Rewriting terms of service [1] [2], loosening policies and defaults, eliminating safeguards, destroying copies of books—yes this new field is moving fast! All this to get access to our hot data, and as much as possible, to plug it into models and make money. Once again you are the product, not only on the frontend but the backend too. At least that’s how the current thinking goes.
There are additional challenges materializing such as elimination of jobs, the full ramifications of which remain to be seen, but we digress. This is another area of research for CHT.
Machine Enforced Bias
During a recent Machine Learning class, there was a lecture (#10) on potential pitfalls of its application to real-world problems.
[We’ll] look at cases from medical care and law enforcement that reveal hidden biases in the way data is interpreted.

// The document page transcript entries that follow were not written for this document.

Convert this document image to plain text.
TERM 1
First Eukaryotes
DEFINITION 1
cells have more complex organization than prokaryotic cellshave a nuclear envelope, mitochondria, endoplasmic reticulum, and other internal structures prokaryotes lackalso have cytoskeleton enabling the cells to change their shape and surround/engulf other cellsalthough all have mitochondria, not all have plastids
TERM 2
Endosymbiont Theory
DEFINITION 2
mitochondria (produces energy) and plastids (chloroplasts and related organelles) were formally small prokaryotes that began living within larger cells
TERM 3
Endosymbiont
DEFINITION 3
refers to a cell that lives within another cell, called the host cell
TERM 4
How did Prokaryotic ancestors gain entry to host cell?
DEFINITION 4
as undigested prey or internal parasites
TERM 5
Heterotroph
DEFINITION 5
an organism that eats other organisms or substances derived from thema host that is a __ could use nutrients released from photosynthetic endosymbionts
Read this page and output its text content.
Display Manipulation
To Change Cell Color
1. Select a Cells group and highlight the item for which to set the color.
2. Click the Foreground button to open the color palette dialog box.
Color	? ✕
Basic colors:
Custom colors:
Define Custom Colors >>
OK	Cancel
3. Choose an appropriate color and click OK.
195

Basically, if we are not proactive and careful to correct them, biases in the data will result in similar biases in the results. In other words, subjects in an unlucky group will be treated more harshly by such a system without intervention.
Predictive Law Enforcement
There has been a system implemented for crime prediction at the Tel Aviv Airport, though may have been shut down.
Despite the system’s enormous potential for human rights abuses, it has been put into police use in secrecy, without public debate and without explicit legislative authorization.
- 2024, Using AI in Airport Policing Decisions, ACRI.il
- 2024, Revolutionizing Airport Security: Predicting Crime Before It Happens with AI (Warning: Linked-In)
Elsewhere:
- 2016, Machine Bias, software used across the country to predict future criminals.
- 2025, Flock Now Using AI to Report to Police If Our Movement Patterns Are “Suspicious”
- 2025, U.S. companies bring “predictive policing” to China
Judiciary
“Can you foresee a day, when smart machines, driven with artificial intelligences, will assist with courtroom fact-finding or, more controversially even, judicial decision-making?”
The Chief Justice’s answer was more surprising than the question. “It’s a day that’s here,” he said, “and it’s putting a significant strain on how the judiciary goes about doing things.”
- 2017, Sent to Prison by a Software Program’s Secret Algorithms
- 2025, Louisiana prison board uses algorithms to determine eligibility for parole
Wrap Up
Whew! This was a “short” summary of the deleterious accomplishments of the last three decades of the IT industry. We were able to dig into a number of acute issues and supplied “multitudinous” links for additional study. Dismally, the story does not slow from here nor are we moving in a more humane direction.